Only 11 states still forbid out-of-state attorneys from practicing without re-taking the bar exam, and until recently, New Mexico was one of them. But no longer.
The New Mexico Supreme Court approved a rule allowing attorneys from out of state to practice in New Mexico without having to take the state’s bar exam.
However, the Supreme Court did rule that only lawyers in states that have similar reciprocity agreements with the state of New Mexico will be allowed to practice in the state without a bar exam. To apply for reciprocity, out-of-state lawyers will have to have practiced for five of the last seven years, according to the ruling.
Albuquerque attorney Pat Rogers, wasn’t satisfied with the Supreme Court’s decision, asserting they should have gone even further, “The court did not adopt the less restrictive proposal favored by his group and the Rio Grande Foundation. The court did, however, remove a good portion of the existing restrictive barriers to competition in the practice of law in New Mexico. Consumers should be the winners.”

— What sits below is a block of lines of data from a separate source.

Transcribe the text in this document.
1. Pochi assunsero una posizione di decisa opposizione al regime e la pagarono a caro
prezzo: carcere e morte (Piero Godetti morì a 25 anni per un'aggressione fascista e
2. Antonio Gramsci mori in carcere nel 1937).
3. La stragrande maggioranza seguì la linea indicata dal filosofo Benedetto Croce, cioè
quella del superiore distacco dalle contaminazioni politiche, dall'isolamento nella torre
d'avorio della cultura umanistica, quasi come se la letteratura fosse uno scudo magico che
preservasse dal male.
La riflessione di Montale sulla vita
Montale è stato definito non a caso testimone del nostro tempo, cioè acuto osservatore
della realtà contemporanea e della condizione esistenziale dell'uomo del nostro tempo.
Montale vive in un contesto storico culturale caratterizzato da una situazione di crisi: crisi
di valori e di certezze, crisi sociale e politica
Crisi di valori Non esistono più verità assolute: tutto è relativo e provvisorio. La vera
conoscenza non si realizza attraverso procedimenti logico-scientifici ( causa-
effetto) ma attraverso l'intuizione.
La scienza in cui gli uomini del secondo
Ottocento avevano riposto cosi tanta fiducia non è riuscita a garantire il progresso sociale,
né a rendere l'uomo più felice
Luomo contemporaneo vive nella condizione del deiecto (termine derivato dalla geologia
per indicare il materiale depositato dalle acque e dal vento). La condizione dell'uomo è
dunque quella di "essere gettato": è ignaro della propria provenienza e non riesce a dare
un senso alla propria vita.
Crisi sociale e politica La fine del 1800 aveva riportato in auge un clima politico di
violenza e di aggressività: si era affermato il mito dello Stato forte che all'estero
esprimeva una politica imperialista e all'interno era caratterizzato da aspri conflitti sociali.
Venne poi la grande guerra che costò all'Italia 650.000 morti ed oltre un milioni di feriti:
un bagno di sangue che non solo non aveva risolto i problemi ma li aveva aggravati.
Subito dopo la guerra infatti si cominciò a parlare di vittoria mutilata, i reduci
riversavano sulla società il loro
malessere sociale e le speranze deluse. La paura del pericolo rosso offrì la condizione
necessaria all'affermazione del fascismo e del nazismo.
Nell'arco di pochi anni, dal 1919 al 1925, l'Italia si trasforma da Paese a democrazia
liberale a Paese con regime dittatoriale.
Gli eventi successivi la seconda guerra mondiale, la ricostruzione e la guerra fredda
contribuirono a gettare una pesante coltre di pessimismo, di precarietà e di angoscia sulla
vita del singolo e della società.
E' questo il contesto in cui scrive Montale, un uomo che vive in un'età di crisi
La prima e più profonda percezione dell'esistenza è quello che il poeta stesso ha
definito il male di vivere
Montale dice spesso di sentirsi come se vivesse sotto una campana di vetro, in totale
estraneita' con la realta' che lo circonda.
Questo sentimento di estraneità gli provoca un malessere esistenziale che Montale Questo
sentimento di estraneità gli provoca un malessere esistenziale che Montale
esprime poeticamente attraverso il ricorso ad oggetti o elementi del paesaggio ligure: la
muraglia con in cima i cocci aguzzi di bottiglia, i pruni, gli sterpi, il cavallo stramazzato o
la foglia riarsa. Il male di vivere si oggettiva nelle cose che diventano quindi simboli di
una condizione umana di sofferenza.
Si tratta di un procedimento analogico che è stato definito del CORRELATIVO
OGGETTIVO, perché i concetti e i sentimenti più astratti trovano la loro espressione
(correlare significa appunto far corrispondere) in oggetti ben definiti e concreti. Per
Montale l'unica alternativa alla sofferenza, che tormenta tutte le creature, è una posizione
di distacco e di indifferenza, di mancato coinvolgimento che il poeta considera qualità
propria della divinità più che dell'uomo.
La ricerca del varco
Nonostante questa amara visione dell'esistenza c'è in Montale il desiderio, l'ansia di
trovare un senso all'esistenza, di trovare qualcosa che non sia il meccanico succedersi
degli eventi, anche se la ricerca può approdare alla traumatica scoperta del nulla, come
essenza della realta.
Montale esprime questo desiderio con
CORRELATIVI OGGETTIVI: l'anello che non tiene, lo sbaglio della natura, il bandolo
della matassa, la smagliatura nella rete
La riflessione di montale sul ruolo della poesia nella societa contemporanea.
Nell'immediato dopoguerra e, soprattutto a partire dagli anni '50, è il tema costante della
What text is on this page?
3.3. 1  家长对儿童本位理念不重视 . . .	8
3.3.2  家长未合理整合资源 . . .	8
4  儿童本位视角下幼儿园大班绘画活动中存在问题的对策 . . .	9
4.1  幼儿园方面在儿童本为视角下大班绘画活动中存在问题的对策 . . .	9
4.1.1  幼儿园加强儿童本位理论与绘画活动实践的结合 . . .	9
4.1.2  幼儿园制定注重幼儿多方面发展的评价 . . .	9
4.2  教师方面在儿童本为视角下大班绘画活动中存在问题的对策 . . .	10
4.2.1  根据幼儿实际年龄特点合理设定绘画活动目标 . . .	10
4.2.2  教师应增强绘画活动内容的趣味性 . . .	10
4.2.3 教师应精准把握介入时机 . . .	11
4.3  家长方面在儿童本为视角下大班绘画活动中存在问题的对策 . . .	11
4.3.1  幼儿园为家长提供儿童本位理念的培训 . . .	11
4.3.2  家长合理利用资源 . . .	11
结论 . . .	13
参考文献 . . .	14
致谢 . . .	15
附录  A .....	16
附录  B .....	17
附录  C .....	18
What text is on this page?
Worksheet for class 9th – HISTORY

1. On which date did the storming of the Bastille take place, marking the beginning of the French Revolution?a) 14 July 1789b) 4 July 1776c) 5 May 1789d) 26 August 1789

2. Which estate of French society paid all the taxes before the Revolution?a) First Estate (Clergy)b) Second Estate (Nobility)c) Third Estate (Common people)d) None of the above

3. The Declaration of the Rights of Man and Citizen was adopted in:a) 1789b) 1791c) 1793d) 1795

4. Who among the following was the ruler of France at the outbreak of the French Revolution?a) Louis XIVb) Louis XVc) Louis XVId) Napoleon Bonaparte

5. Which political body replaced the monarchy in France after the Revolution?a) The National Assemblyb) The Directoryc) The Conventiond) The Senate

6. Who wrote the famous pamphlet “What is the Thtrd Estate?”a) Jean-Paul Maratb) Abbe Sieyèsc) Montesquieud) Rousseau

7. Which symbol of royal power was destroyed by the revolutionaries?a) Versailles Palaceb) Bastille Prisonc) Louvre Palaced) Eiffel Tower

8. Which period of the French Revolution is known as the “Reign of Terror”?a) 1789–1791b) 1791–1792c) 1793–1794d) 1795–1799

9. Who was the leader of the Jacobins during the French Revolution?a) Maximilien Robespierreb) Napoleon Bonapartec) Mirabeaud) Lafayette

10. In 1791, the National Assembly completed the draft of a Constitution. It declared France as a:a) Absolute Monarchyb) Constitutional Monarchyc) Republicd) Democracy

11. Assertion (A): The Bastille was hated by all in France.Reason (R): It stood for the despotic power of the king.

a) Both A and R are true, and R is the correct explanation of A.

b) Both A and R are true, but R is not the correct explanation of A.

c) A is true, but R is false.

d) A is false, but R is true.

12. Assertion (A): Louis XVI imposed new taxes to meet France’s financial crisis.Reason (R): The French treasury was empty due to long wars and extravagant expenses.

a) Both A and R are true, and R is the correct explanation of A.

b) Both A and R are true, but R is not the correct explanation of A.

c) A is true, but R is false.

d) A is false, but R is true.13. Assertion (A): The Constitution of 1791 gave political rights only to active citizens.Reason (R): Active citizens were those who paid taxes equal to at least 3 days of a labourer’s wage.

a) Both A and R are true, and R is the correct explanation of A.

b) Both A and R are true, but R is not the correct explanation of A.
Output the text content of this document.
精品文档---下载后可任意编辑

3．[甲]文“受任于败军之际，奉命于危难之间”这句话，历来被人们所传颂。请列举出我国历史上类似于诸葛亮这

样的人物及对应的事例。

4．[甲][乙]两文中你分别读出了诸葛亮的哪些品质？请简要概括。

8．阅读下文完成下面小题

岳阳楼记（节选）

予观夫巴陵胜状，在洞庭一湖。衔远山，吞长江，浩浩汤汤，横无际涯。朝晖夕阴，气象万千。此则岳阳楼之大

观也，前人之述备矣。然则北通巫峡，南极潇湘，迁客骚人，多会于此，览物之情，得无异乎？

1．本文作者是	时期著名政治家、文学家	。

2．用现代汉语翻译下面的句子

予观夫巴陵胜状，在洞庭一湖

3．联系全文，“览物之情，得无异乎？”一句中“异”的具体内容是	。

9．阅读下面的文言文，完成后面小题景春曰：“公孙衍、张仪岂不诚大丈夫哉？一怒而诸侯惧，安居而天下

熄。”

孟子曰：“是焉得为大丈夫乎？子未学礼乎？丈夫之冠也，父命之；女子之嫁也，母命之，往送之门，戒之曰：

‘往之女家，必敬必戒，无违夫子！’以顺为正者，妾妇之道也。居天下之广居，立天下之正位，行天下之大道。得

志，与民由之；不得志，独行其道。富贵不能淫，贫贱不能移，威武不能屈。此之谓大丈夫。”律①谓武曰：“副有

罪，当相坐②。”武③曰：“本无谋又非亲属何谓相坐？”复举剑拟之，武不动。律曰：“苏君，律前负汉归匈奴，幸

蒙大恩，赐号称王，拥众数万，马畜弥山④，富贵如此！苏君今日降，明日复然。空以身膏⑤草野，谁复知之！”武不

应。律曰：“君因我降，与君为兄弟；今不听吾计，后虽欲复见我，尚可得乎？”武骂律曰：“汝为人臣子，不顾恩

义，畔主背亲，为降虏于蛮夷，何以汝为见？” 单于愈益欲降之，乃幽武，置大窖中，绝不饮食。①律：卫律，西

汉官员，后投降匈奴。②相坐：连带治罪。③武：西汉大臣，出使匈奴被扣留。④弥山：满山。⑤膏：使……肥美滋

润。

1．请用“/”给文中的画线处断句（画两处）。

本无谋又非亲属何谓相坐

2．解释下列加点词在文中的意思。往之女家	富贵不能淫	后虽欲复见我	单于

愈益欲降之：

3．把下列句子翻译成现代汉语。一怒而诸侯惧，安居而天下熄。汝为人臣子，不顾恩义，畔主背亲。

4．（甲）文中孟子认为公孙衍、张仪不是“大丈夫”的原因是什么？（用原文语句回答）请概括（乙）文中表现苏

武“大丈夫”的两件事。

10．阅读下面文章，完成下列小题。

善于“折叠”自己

Paul Gessing, president of the Rio Grande Foundation wasn’t quite as critical as Rogers, noting that the Supreme Court’s decision as a step forward, but not perfect, “We are pleased that the court has concluded that failing to recognize the credentials of out-of-state attorneys — while providing protection to a small group of marginal, in-state attorneys — is unfair to New Mexico consumers of legal services and ultimately harms our economy. It is less than perfect, but it is a step forward.”
Gessing also noted that the ruling should help elected officials and lawmakers focus their attention on more important issues like job growth.